How Much Upside Do Analysts See for Honeywell?

Analysts’ consensus on Honeywell

In the past two months, the number of analysts covering Honeywell (HON) stock reduced from 21 analysts to 19 analysts. Among them, 79% of the analysts recommended the stock as a “buy,” 21% recommended the stock as a “hold,” and none of the analysts recommended the stock as a “sell” as of September 6, 2017.

How Much Upside Do Analysts See for Honeywell?

Honeywell’s mean target price, recommended by analysts’ consensus, stands at $144.44 over the next 12 months. Its target price implies a return potential of ~5.8% from the closing price of $136.55 as of September 6, 2017.

Many analysts stick to a “buy” or “hold”

In the first two quarters, Honeywell reported better-than-expected earnings and managed to beat analysts’ estimates. Honeywell made an upward revision to the lower end of its EPS (earnings per share) for fiscal 2017 to $7.0–$7.10—compared to the earlier guidance of $6.90–$7.10. All of these factors would have influenced analysts to recommend the stock as a “buy” or a “hold.”

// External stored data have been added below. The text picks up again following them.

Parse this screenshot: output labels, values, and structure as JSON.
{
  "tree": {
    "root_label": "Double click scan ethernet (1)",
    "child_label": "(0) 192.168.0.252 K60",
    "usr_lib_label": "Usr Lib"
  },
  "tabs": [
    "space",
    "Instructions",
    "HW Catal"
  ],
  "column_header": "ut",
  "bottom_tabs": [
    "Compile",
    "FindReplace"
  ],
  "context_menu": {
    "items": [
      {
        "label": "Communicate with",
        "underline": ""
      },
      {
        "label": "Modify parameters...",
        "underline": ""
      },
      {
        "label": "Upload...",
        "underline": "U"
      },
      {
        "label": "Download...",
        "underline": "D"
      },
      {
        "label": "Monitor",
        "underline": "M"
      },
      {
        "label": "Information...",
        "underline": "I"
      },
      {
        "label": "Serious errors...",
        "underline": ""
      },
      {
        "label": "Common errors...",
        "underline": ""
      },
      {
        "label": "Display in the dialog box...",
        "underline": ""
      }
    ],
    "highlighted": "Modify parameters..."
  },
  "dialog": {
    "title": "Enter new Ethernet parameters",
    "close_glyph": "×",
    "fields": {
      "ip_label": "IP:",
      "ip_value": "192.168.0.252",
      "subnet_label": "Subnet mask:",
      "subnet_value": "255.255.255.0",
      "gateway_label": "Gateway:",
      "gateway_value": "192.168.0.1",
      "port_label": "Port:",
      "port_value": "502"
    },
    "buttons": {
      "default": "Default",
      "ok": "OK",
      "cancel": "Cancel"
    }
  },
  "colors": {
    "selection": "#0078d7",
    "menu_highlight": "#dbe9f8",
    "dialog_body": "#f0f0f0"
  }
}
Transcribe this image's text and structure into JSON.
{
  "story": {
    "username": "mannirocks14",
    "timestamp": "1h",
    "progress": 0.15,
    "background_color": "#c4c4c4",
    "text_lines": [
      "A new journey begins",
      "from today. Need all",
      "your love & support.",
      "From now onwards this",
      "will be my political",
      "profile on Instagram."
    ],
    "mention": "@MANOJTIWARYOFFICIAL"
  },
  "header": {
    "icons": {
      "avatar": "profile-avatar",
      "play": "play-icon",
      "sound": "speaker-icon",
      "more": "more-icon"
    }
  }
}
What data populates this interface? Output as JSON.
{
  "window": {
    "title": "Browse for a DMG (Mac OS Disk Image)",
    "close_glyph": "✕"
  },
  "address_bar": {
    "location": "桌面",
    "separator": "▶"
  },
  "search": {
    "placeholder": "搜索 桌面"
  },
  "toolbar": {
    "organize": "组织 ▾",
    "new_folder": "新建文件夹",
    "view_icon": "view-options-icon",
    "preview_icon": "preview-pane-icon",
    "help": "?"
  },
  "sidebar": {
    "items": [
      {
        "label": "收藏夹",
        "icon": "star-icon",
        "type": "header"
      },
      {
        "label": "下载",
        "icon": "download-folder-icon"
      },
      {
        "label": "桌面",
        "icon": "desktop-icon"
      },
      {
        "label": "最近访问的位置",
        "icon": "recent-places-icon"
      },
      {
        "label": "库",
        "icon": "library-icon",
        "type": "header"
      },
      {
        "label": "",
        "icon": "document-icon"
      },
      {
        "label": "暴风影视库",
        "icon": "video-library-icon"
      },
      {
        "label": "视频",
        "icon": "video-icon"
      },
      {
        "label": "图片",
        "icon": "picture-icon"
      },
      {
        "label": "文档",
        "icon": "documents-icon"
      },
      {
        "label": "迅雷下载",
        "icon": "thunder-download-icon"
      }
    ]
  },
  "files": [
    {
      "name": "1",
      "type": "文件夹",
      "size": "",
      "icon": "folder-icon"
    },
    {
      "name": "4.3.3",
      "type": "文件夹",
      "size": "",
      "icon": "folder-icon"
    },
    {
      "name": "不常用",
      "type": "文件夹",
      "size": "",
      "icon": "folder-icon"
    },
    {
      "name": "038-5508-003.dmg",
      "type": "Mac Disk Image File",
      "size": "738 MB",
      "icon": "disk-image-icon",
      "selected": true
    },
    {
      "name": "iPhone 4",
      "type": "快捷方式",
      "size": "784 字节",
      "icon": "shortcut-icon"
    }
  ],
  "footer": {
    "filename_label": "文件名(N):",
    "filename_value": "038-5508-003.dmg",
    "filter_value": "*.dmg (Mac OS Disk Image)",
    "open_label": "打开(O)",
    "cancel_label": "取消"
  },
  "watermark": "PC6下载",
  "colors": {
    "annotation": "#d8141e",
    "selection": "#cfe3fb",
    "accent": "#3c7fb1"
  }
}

Recommendations from individual brokerage firms

  • Morgan Stanley (MS) recommended a target price of $145 for Honeywell, which implies a potential return of 6.20% over the closing price of $136.55 as of September 6, 2017.
  • RBC provided Honeywell with a target price of $148, which implies a return potential of 8.40% from the closing price of $136.55 as of September 6, 2017.
  • Jefferies rated Honeywell as a “buy.” It recommended a target price of $155, which implies a return potential of 13.50% from the closing price of $136.55 as of September 6, 2017.

Investors looking to invest in Honeywell indirectly can invest in the Vanguard Industrials ETF (VIS). VIS has invested 3.60% of its portfolio in Honeywell. The fund’s other top holdings include General Electric (GE), Boeing (BA), and 3M (MMM) with weights of 7.90%, 5.0%, and 4.40%, respectively.